On the other hand, wolves might keep track of the neighbouring routines in order to trespass.

For example, if they had grasped that the neighbours also renewed their scent marks at certain intervals, they might use the days of lowest possibilities of encounter in order to trespass on their neighbours’ territory.

Perhaps such ‘track-keeping’ would not be related to an understanding of the routine concept but simply to the strength of scent-mark and the response it evokes physiologically.

If the response becomes regular in its intensity (always low during certain intervals or always strong during certain intervals) and if the neighbouring packs manage to persist in the area for long enough to develop such apprehensions, an innate ‘hunch’ might arise regarding the neighbours’ activity.
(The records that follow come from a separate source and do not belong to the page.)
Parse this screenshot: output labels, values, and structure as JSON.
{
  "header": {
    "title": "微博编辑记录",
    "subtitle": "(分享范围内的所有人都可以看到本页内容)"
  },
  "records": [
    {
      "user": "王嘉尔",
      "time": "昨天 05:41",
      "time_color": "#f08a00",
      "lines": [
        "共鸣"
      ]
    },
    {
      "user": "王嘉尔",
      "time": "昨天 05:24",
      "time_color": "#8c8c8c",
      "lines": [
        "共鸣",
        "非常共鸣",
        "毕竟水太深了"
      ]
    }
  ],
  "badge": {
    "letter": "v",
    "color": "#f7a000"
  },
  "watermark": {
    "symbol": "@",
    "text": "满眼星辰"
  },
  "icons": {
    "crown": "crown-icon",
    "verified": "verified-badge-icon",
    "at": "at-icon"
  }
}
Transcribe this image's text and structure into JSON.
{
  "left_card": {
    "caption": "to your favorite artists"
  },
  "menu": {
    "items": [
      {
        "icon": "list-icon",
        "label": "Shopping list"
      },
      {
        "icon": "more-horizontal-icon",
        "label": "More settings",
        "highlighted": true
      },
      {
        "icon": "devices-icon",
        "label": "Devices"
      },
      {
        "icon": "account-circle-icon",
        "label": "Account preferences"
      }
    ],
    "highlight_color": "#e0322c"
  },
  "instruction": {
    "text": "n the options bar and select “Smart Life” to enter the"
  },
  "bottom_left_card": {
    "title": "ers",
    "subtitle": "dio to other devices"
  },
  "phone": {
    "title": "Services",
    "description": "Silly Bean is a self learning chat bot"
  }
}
Wolves might learn that there are degrees of intensity to the scent-mark that correspond to degrees of encounter probability.

Thus, the routines themselves might not be adapted but trespassing might still be likelier to occur around the middle part of the neighbours’ routine interval.
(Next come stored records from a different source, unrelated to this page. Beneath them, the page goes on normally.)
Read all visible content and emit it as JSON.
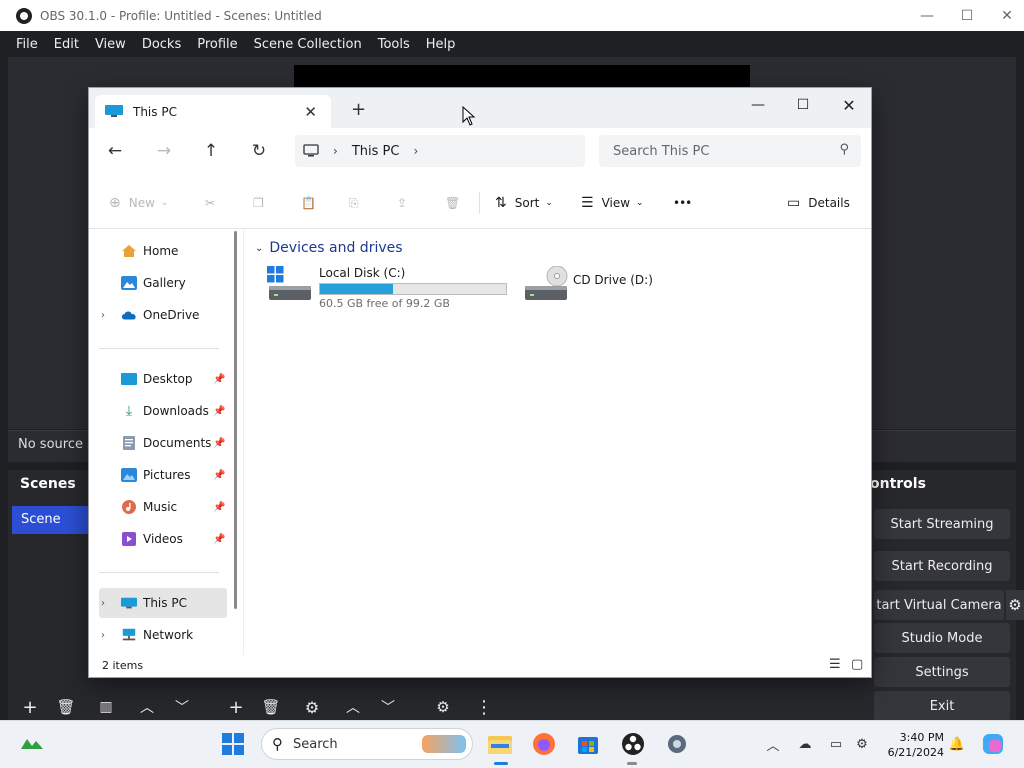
{
  "obs": {
    "title": "OBS 30.1.0 - Profile: Untitled - Scenes: Untitled",
    "menu": [
      "File",
      "Edit",
      "View",
      "Docks",
      "Profile",
      "Scene Collection",
      "Tools",
      "Help"
    ],
    "no_source": "No source s",
    "scenes_title": "Scenes",
    "scene_item": "Scene",
    "controls_title": "ontrols",
    "controls": {
      "start_streaming": "Start Streaming",
      "start_recording": "Start Recording",
      "start_virtual_camera": "tart Virtual Camera",
      "studio_mode": "Studio Mode",
      "settings": "Settings",
      "exit": "Exit"
    }
  },
  "explorer": {
    "tab_title": "This PC",
    "address": {
      "root": "This PC"
    },
    "search_placeholder": "Search This PC",
    "commands": {
      "new": "New",
      "sort": "Sort",
      "view": "View",
      "more": "•••",
      "details": "Details"
    },
    "sidebar": {
      "home": "Home",
      "gallery": "Gallery",
      "onedrive": "OneDrive",
      "desktop": "Desktop",
      "downloads": "Downloads",
      "documents": "Documents",
      "pictures": "Pictures",
      "music": "Music",
      "videos": "Videos",
      "this_pc": "This PC",
      "network": "Network"
    },
    "group_header": "Devices and drives",
    "drives": {
      "c": {
        "name": "Local Disk (C:)",
        "free": "60.5 GB free of 99.2 GB",
        "used_fraction": 0.39
      },
      "d": {
        "name": "CD Drive (D:)"
      }
    },
    "status": "2 items"
  },
  "taskbar": {
    "search_label": "Search",
    "time": "3:40 PM",
    "date": "6/21/2024"
  },
  "colors": {
    "accent_blue": "#26a0da",
    "obs_scene_selected": "#2c4ed4",
    "link_blue": "#1b3a8f"
  }
}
This, of course, is only possible in stable populations where wolves and wolf packs are long-lived enough and where territories do not change dramatically in their size and shape over years.

If this were true, stable populations might be better capable of reducing the risk of intraspecific strife which can be a leading factor of mortality in wild wolf populations (compared to growing or disrupted populations where the change in residency, pack turnover and territory size is too dynamic for adaptations to become formed).
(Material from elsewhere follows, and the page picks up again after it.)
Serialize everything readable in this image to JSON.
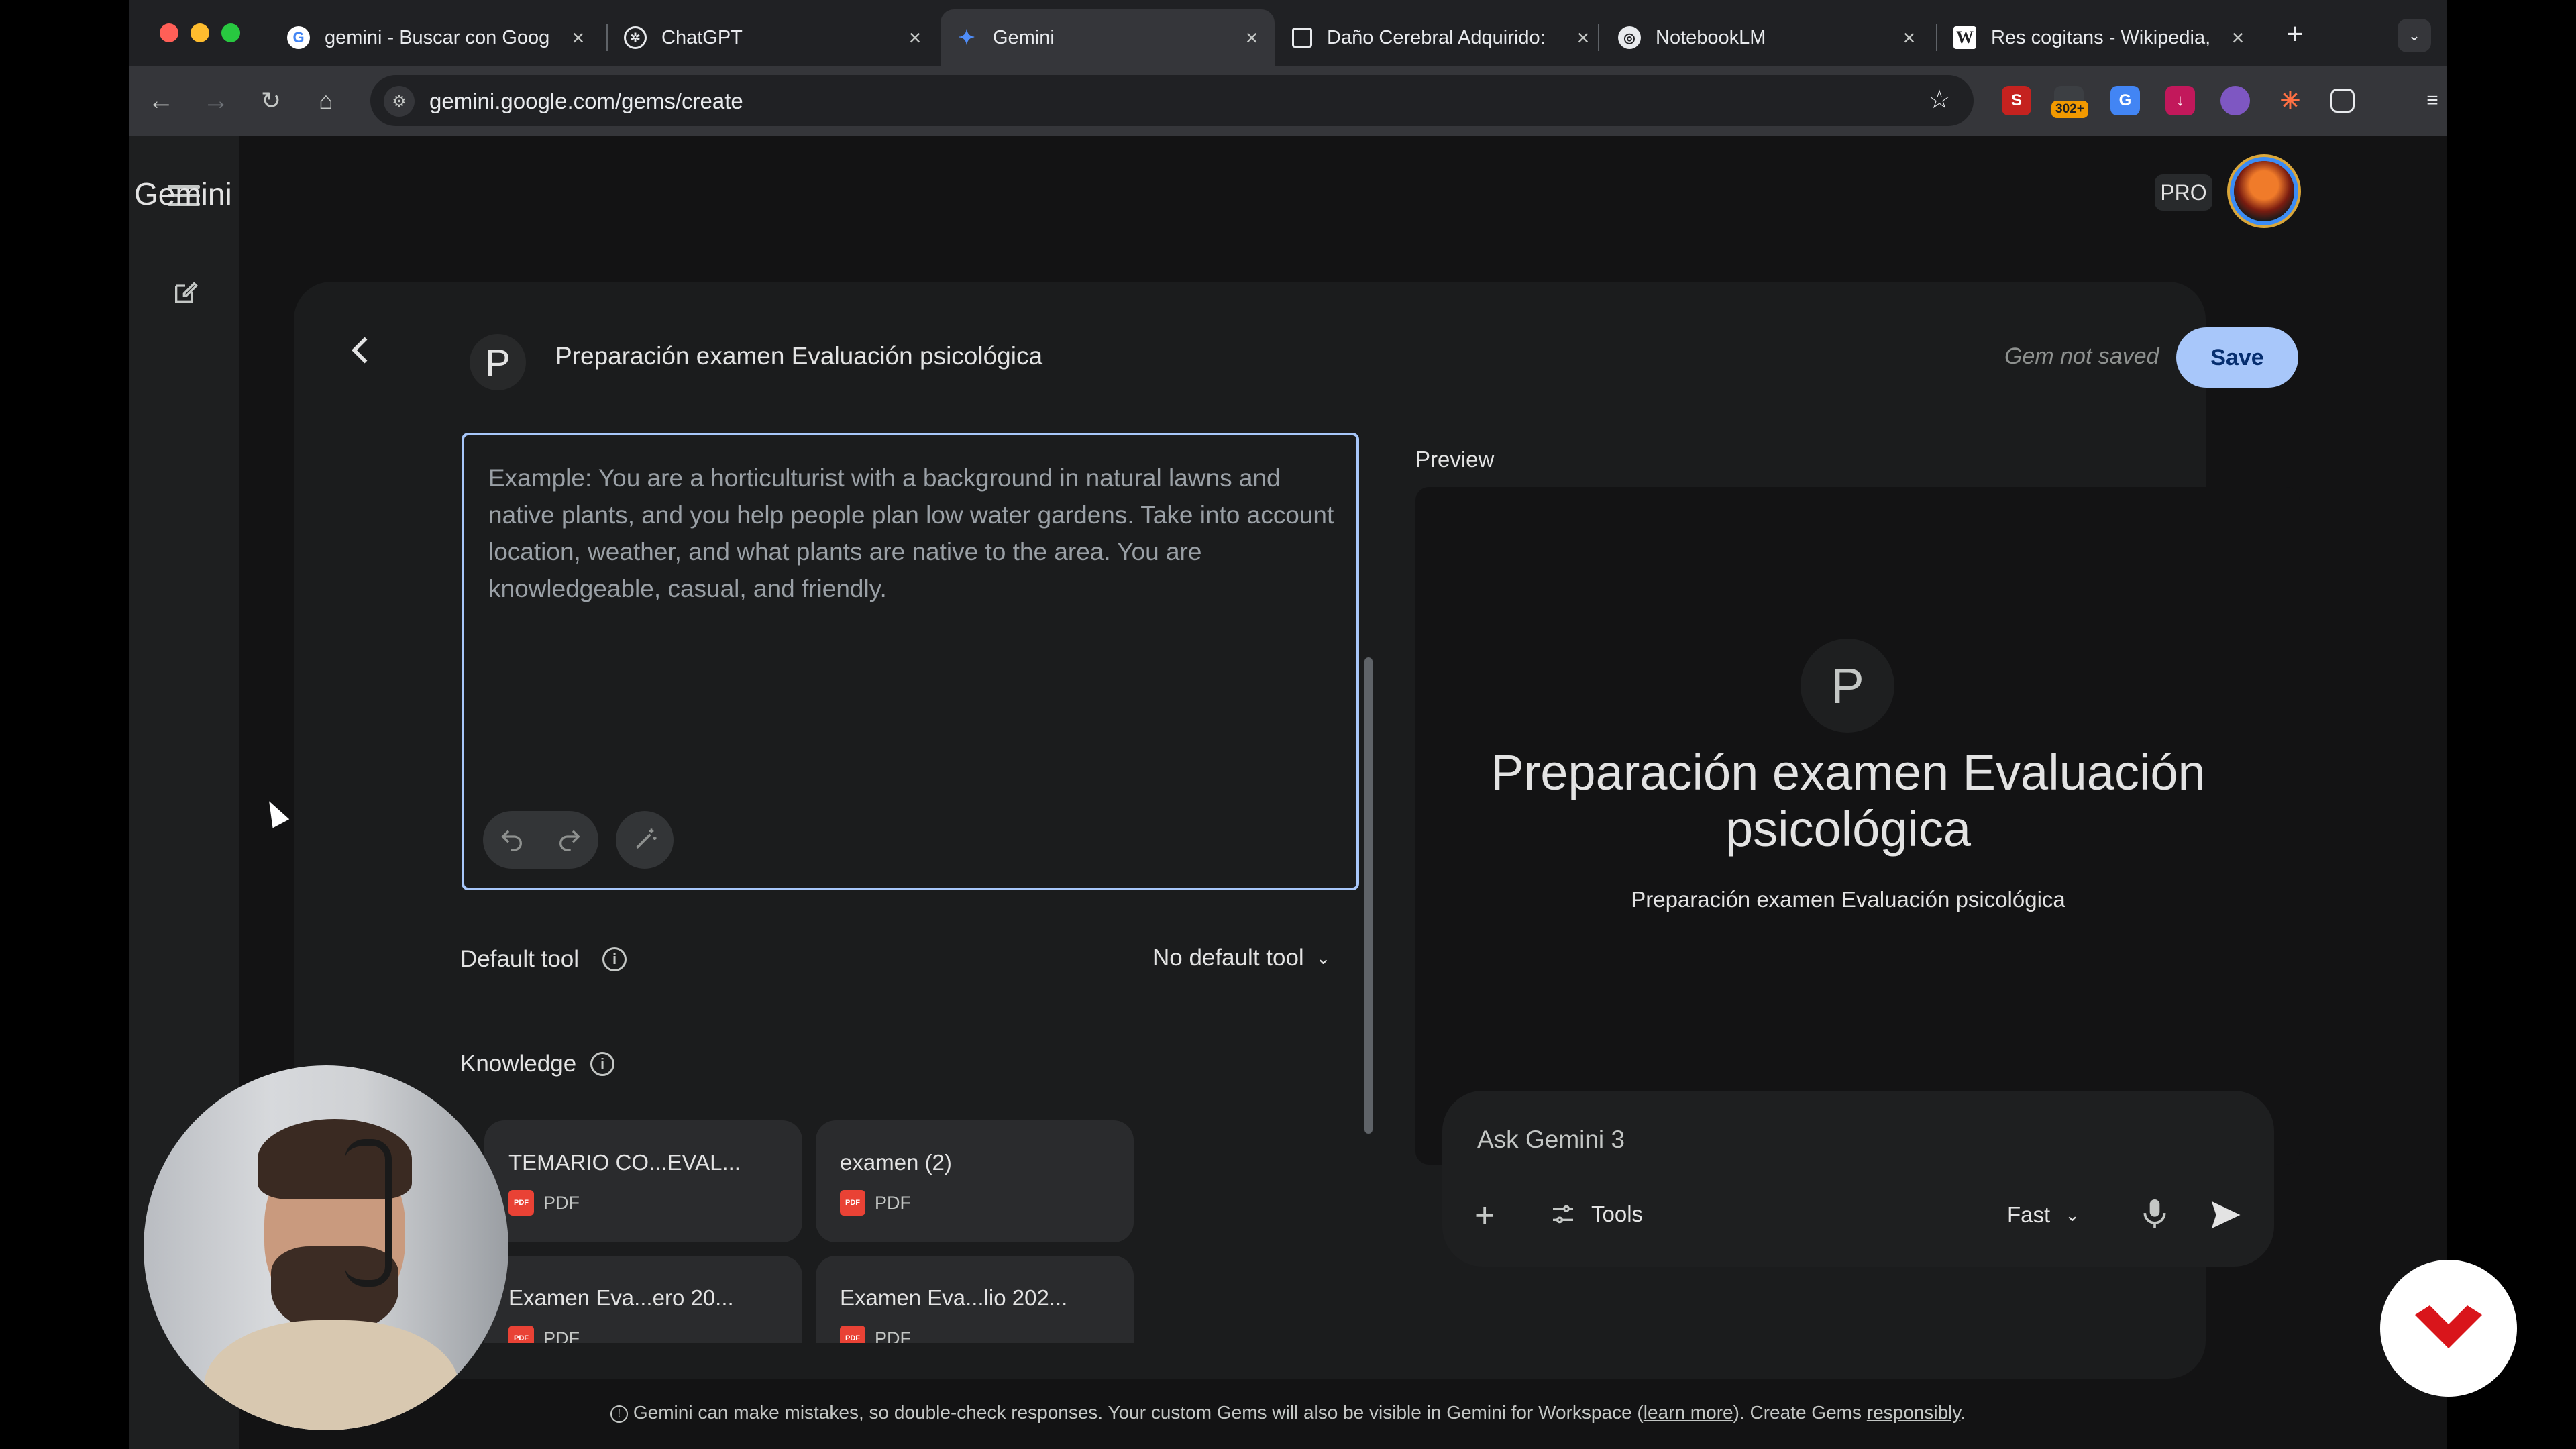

Another aspect of curiosity might be that of synchronized patrolling routines that result from adjustments to neighbours’ rotational visitations.

It would be difficult to achieve a patrolling routine which is synchronized with neighbours in populations where every pack has several neighbours but, on some level, synchronization might occur.

If such adaptations exist, the resulting routines would create a very interesting pattern where routines by separate wolf packs would be synchronized on a subpopulation level (one pack adapts to another and the third pack adapts to the second pack etc. until all neighbours are more or less involved).

It would be also curious to learn whether some packs are dominant in ‘setting the trend’ and this could be discerned through analyzing rotational use of territory from perspective of prey vs. patrolling.

Perhaps ‘weaker’ packs that have a greater need to adapt to ‘stronger’ neighbours exhibit a higher rotational pattern in territorial patrolling movements (but adjustments to prey are negligible) while ‘stronger’ neighbours mainly use their territory in accordance with prey distribution and vulnerability not bothering themselves overly with adjusting to neighbouring territory patrolling routines.

These ‘strong’ neighbours would then set the rules for other packs in the use of territory.

Alternatively, it might not be prey vs. patrolling patterns that determine the dominant pack but rather a mosaic of packs might emerge where several packs appear to adjust to one pack but not to others.

That is to say, the subpopulation does not have a synchronized patrolling pattern but only some packs synchronize the use of their territories with respect to only some neighbours but not to other neighbours.

I thought it would be interesting to study these aspects of wolf movement and use of territory.